Struct RingProof

pub struct RingProof<G: Group> { /* private fields */ }

Zero-knowledge proof that the one or more encrypted values is each in the a priori known set of admissible values. (Admissible values may differ among encrypted values.)

Construction

In short, a proof is constructed almost identically to Borromean ring signatures by Maxwell and Poelstra, with the only major difference being that we work on ElGamal ciphertexts instead of group elements (= public keys).

A proof consists of one or more rings. Each ring proves than a certain ElGamal ciphertext E = (R, B) for public key K in a group with generator G encrypts one of distinct admissible values x_0, x_1, …, x_n. K and G are shared among rings, admissible values are generally not. Different rings may have different number of admissible values.

Single ring

A ring is a challenge e_0 and a set of responses s_0, s_1, …, s_n, which must satisfy the following verification procedure:

For each j in 0..=n, compute

R_G(j) = [s_j]G - [e_j]R;
R_K(j) = [s_j]K - [e_j](B - [x_j]G);
e_{j+1} = H(j, R_G(j), R_K(j));

Here, H is a cryptographic hash function. The ring is valid if e_0 = e_{n+1}.

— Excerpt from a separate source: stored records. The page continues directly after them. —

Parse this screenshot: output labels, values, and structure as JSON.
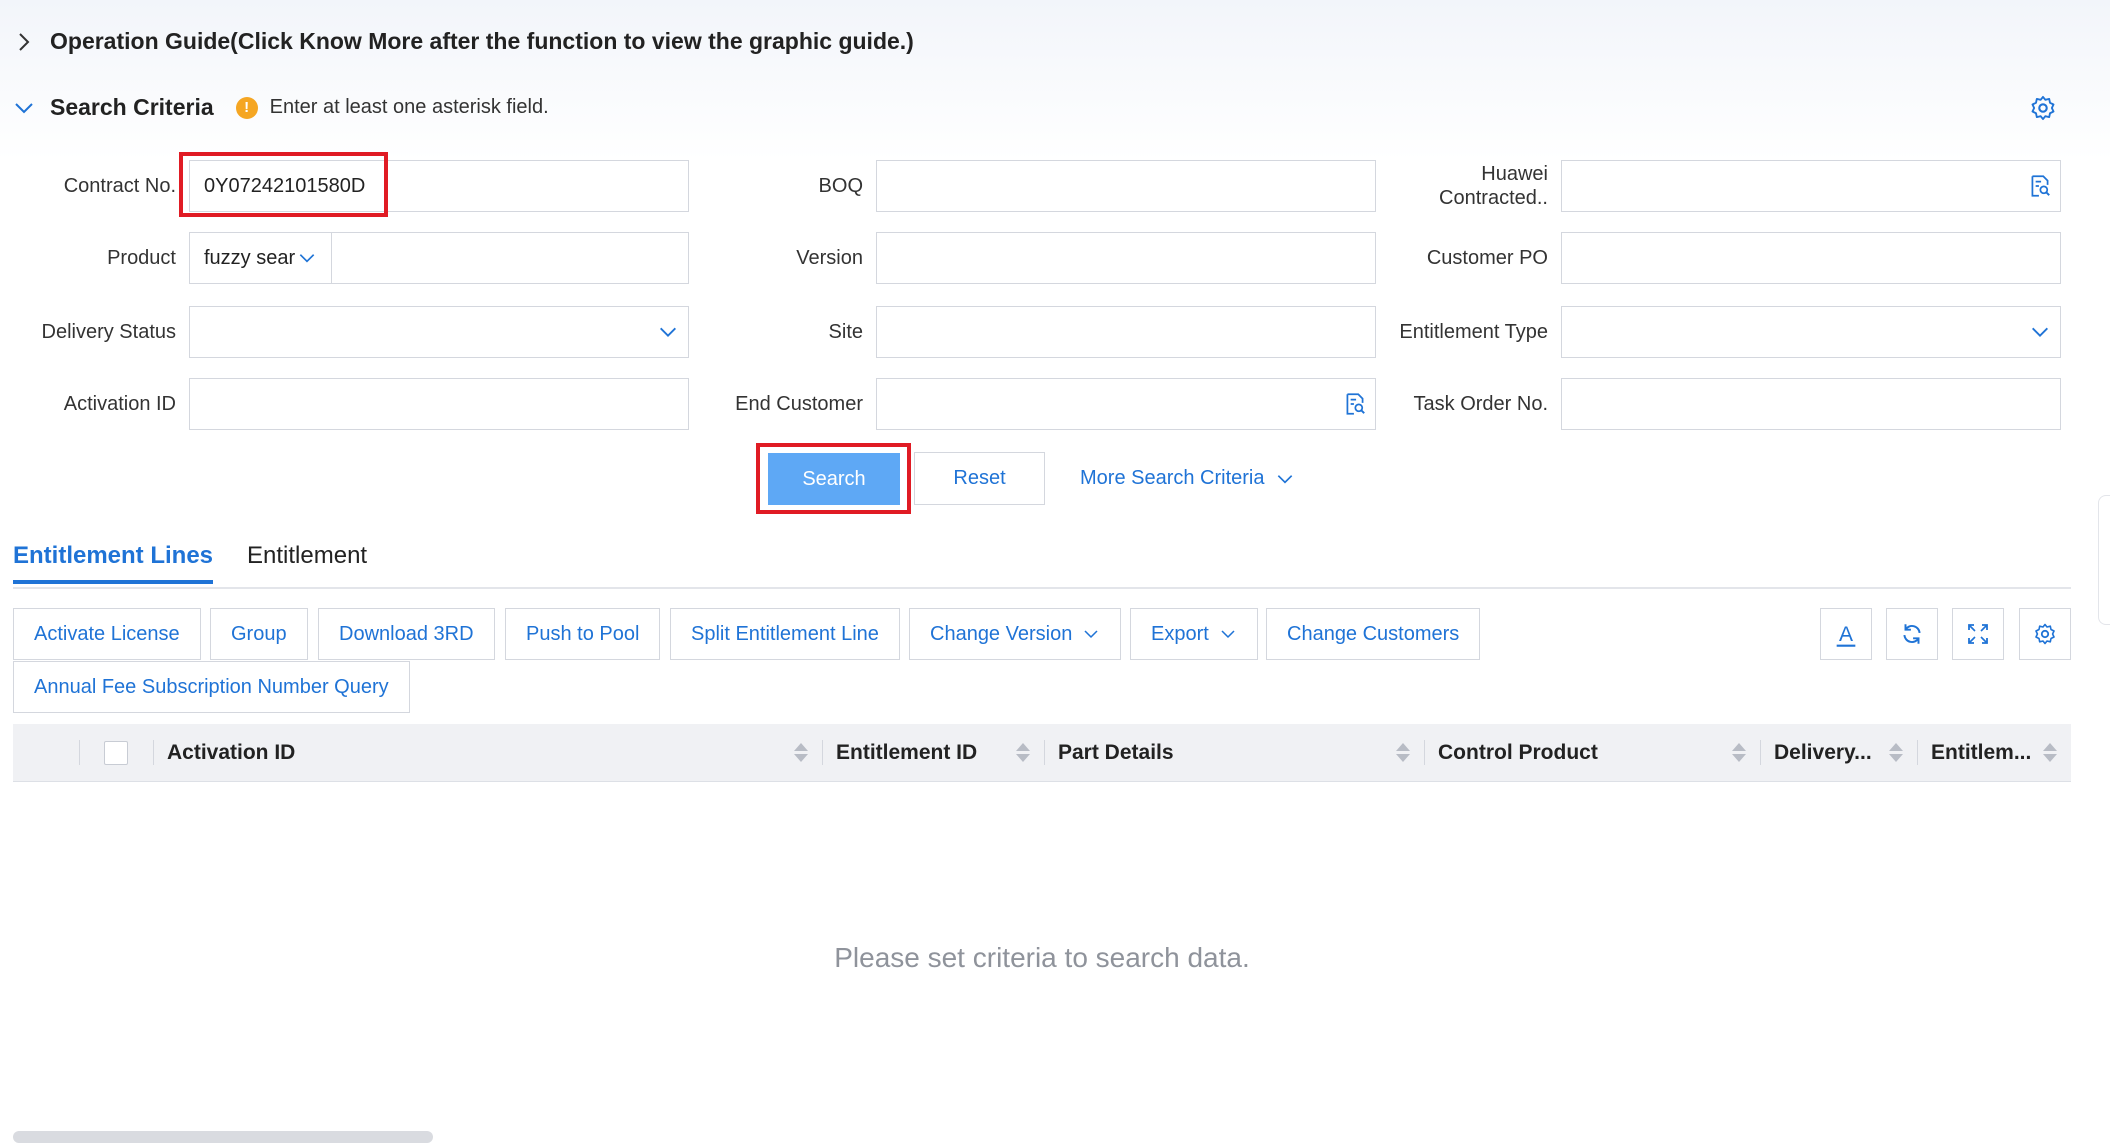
{
  "operation_guide": {
    "title": "Operation Guide(Click Know More after the function to view the graphic guide.)"
  },
  "search_criteria": {
    "title": "Search Criteria",
    "hint": "Enter at least one asterisk field.",
    "warn_symbol": "!"
  },
  "form": {
    "contract_no": {
      "label": "Contract No.",
      "value": "0Y07242101580D"
    },
    "boq": {
      "label": "BOQ",
      "value": ""
    },
    "huawei_contracted": {
      "label_line1": "Huawei",
      "label_line2": "Contracted..",
      "value": ""
    },
    "product": {
      "label": "Product",
      "mode": "fuzzy sear",
      "value": ""
    },
    "version": {
      "label": "Version",
      "value": ""
    },
    "customer_po": {
      "label": "Customer PO",
      "value": ""
    },
    "delivery_status": {
      "label": "Delivery Status",
      "value": ""
    },
    "site": {
      "label": "Site",
      "value": ""
    },
    "entitlement_type": {
      "label": "Entitlement Type",
      "value": ""
    },
    "activation_id": {
      "label": "Activation ID",
      "value": ""
    },
    "end_customer": {
      "label": "End Customer",
      "value": ""
    },
    "task_order_no": {
      "label": "Task Order No.",
      "value": ""
    }
  },
  "actions": {
    "search": "Search",
    "reset": "Reset",
    "more": "More Search Criteria"
  },
  "tabs": [
    {
      "label": "Entitlement Lines",
      "active": true
    },
    {
      "label": "Entitlement",
      "active": false
    }
  ],
  "toolbar": {
    "activate_license": "Activate License",
    "group": "Group",
    "download_3rd": "Download 3RD",
    "push_to_pool": "Push to Pool",
    "split_entitlement_line": "Split Entitlement Line",
    "change_version": "Change Version",
    "export": "Export",
    "change_customers": "Change Customers",
    "annual_fee_query": "Annual Fee Subscription Number Query",
    "font_icon_glyph": "A"
  },
  "table": {
    "columns": [
      "Activation ID",
      "Entitlement ID",
      "Part Details",
      "Control Product",
      "Delivery...",
      "Entitlem..."
    ],
    "empty_text": "Please set criteria to search data."
  },
  "colors": {
    "accent": "#1f73d6",
    "primary_button": "#5ea8f5",
    "highlight": "#e01b24",
    "warning": "#f5a623"
  }
}
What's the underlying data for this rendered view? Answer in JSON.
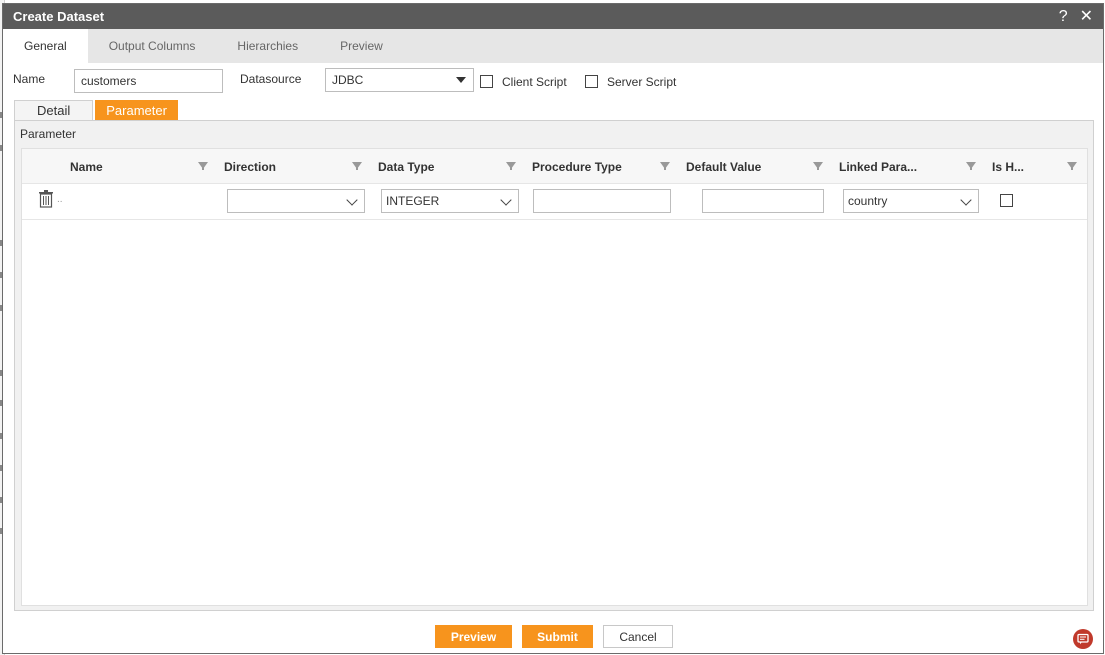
{
  "dialog": {
    "title": "Create Dataset",
    "help_symbol": "?",
    "close_symbol": "✕"
  },
  "tabs": [
    {
      "label": "General",
      "active": true
    },
    {
      "label": "Output Columns",
      "active": false
    },
    {
      "label": "Hierarchies",
      "active": false
    },
    {
      "label": "Preview",
      "active": false
    }
  ],
  "form": {
    "name_label": "Name",
    "name_value": "customers",
    "datasource_label": "Datasource",
    "datasource_value": "JDBC",
    "client_script_label": "Client Script",
    "client_script_checked": false,
    "server_script_label": "Server Script",
    "server_script_checked": false
  },
  "subtabs": [
    {
      "label": "Detail",
      "active": false
    },
    {
      "label": "Parameter",
      "active": true
    }
  ],
  "panel": {
    "title": "Parameter"
  },
  "grid": {
    "columns": [
      "Name",
      "Direction",
      "Data Type",
      "Procedure Type",
      "Default Value",
      "Linked Para...",
      "Is H..."
    ],
    "rows": [
      {
        "name": "",
        "direction": "",
        "data_type": "INTEGER",
        "procedure_type": "",
        "default_value": "",
        "linked_parameter": "country",
        "is_hidden": false
      }
    ]
  },
  "footer": {
    "preview_label": "Preview",
    "submit_label": "Submit",
    "cancel_label": "Cancel"
  },
  "colors": {
    "accent": "#f7941d",
    "titlebar": "#5b5b5b",
    "chat_icon": "#c0392b"
  }
}
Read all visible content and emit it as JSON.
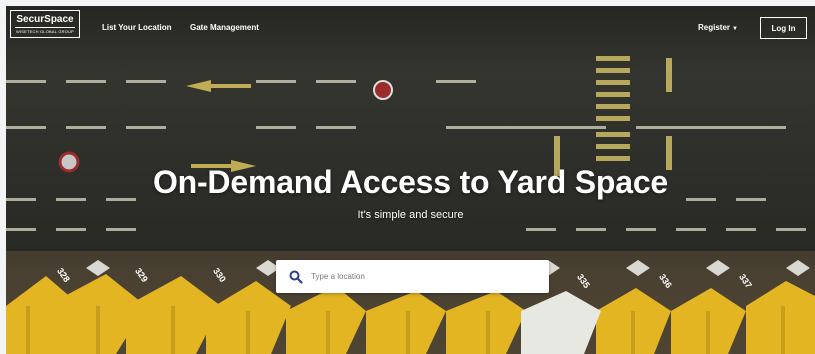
{
  "brand": {
    "name": "SecurSpace",
    "tagline": "WISETECH GLOBAL GROUP"
  },
  "nav": {
    "links": [
      "List Your Location",
      "Gate Management"
    ],
    "register_label": "Register",
    "login_label": "Log In"
  },
  "hero": {
    "title": "On-Demand Access to Yard Space",
    "subtitle": "It's simple and secure"
  },
  "search": {
    "placeholder": "Type a location"
  },
  "containers": [
    "328",
    "329",
    "330",
    "335",
    "336",
    "337"
  ],
  "colors": {
    "container_yellow": "#e3b522",
    "road_marking": "#d9d7c5",
    "accent_blue": "#2f3d8f"
  }
}
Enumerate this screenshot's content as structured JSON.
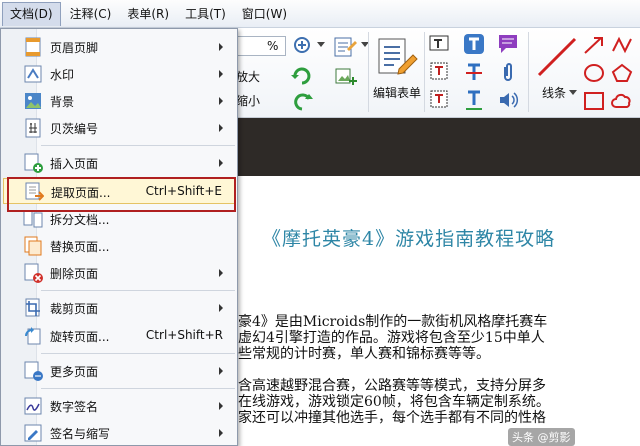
{
  "menubar": {
    "items": [
      {
        "label": "文档(D)"
      },
      {
        "label": "注释(C)"
      },
      {
        "label": "表单(R)"
      },
      {
        "label": "工具(T)"
      },
      {
        "label": "窗口(W)"
      }
    ]
  },
  "toolbar": {
    "zoom_value": "%",
    "zoom_in_label": "放大",
    "zoom_out_label": "缩小",
    "edit_form_label": "编辑表单",
    "lines_label": "线条"
  },
  "menu": {
    "items": [
      {
        "label": "页眉页脚",
        "icon": "header-footer-icon",
        "has_submenu": true
      },
      {
        "label": "水印",
        "icon": "watermark-icon",
        "has_submenu": true
      },
      {
        "label": "背景",
        "icon": "background-icon",
        "has_submenu": true
      },
      {
        "label": "贝茨编号",
        "icon": "bates-number-icon",
        "has_submenu": true
      },
      {
        "label": "插入页面",
        "icon": "insert-page-icon",
        "has_submenu": true
      },
      {
        "label": "提取页面...",
        "icon": "extract-page-icon",
        "shortcut": "Ctrl+Shift+E",
        "highlighted": true
      },
      {
        "label": "拆分文档...",
        "icon": "split-document-icon"
      },
      {
        "label": "替换页面...",
        "icon": "replace-page-icon"
      },
      {
        "label": "删除页面",
        "icon": "delete-page-icon",
        "has_submenu": true
      },
      {
        "label": "裁剪页面",
        "icon": "crop-page-icon",
        "has_submenu": true
      },
      {
        "label": "旋转页面...",
        "icon": "rotate-page-icon",
        "shortcut": "Ctrl+Shift+R"
      },
      {
        "label": "更多页面",
        "icon": "more-pages-icon",
        "has_submenu": true
      },
      {
        "label": "数字签名",
        "icon": "digital-signature-icon",
        "has_submenu": true
      },
      {
        "label": "签名与缩写",
        "icon": "sign-initials-icon",
        "has_submenu": true
      }
    ]
  },
  "document": {
    "title": "《摩托英豪4》游戏指南教程攻略",
    "lines": [
      "豪4》是由Microids制作的一款街机风格摩托赛车",
      "虚幻4引擎打造的作品。游戏将包含至少15中单人",
      "些常规的计时赛，单人赛和锦标赛等等。",
      "含高速越野混合赛，公路赛等等模式，支持分屏多",
      "在线游戏，游戏锁定60帧，将包含车辆定制系统。",
      "家还可以冲撞其他选手，每个选手都有不同的性格"
    ],
    "watermark": "头条 @剪影"
  },
  "colors": {
    "title_blue": "#2e86a6",
    "highlight_border": "#b02020",
    "dark_band": "#2e2a27"
  }
}
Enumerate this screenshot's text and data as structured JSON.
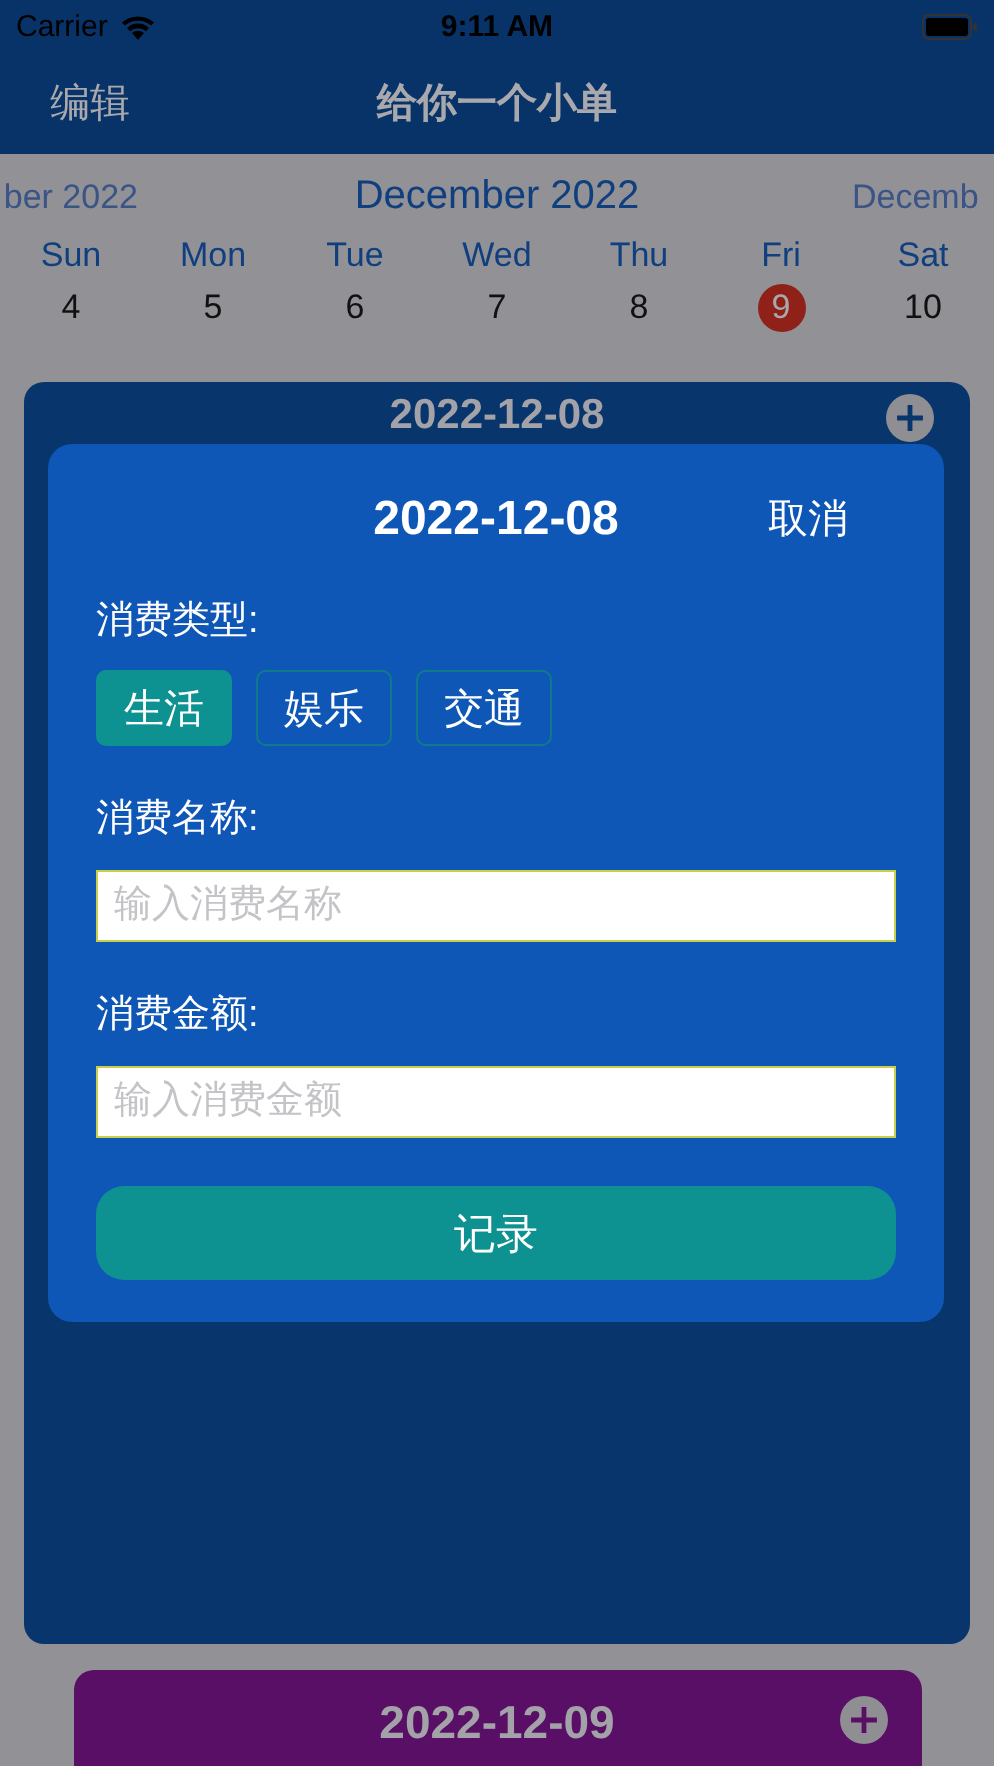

This construction is almost identical to Abe–Ohkubo–Suzuki ring signatures, with the only difference that two group elements are hashed on each iteration instead of one. If admissible values consist of a single value, this protocol reduces to LogEqualityProof / Chaum–Pedersen protocol.

As with “ordinary” ring signatures, constructing a ring is only feasible when knowing additional trapdoor information. Namely, the prover must know

r = dlog_G(R) = dlog_K(B - [x_j]G)

for a certain j. (This discrete log r is the random scalar used in ElGamal encryption.) With this info, the prover constructs the ring as follows:

1. Select random scalar x and compute R_G(j) = [x]G, R_K(j) = [x]K.
2. Compute e_{j+1}, … e_n, …, e_j (“wrapping” around e_0 = e_{n+1}) as per verification formulas. s_* scalars are selected uniformly at random.
3. Compute s_j using the trapdoor information: s_j = x + e_j * r.

Multiple rings

Transformation to multiple rings is analogous to one in Borromean ring signatures. Namely, challenge e_0 is shared among all rings and is computed by hashing values of R_G and R_K with the maximum index for each of the rings.

Applications

Voting protocols

EncryptedChoice uses RingProof to prove that all encrypted values are Boolean (0 or 1). Using a common challenge allows to reduce proof size by ~33%.

Range proofs

See RangeProof.

Implementation details

• The proof is serialized as the common challenge e_0 followed by s_i scalars for all the rings.
• Standalone proof generation and verification are not exposed in public crate APIs. Rather, proofs are part of large protocols, such as PublicKey::encrypt_bool() / PublicKey::verify_bool().
• The context of the proof is set using Transcript APIs, which provides hash functions in the protocol described above. Importantly, the proof itself commits to encrypted values and ring indexes, but not to the admissible values across the rings. This must be taken care of in a higher-level protocol, and this is the case for protocols exposed by the crate.

Implementations

impl<G: Group> RingProof<G>

pub fn to_bytes(&self) -> Vec<u8>

Serializes this proof into bytes. As described above, the proof is serialized as the common challenge e_0 followed by response scalars s_* corresponding successively to each admissible value in each ring.

pub fn from_bytes(bytes: &[u8]) -> Option<Self>

Attempts to deserialize a proof from bytes. Returns None if bytes do not represent a well-formed proof.

Trait Implementations

impl<G: Clone + Group> Clone for RingProof<G>

where G::Scalar: Clone,

fn clone(&self) -> RingProof<G>

Returns a copy of the value.

fn clone_from(&mut self, source: &Self)

Performs copy-assignment from source.

impl<G: Debug + Group> Debug for RingProof<G>

where G::Scalar: Debug,

fn fmt(&self, f: &mut Formatter<'_>) -> Result

Formats the value using the given formatter.

impl<'de, G: Group> Deserialize<'de> for RingProof<G>

fn deserialize<__D>(__deserializer: __D) -> Result<Self, __D::Error>

where __D: Deserializer<'de>,

Deserialize this value from the given Serde deserializer.

impl<G: Group> Serialize for RingProof<G>

fn serialize<__S>(&self, __serializer: __S) -> Result<__S::Ok, __S::Error>

where __S: Serializer,

Serialize this value into the given Serde serializer.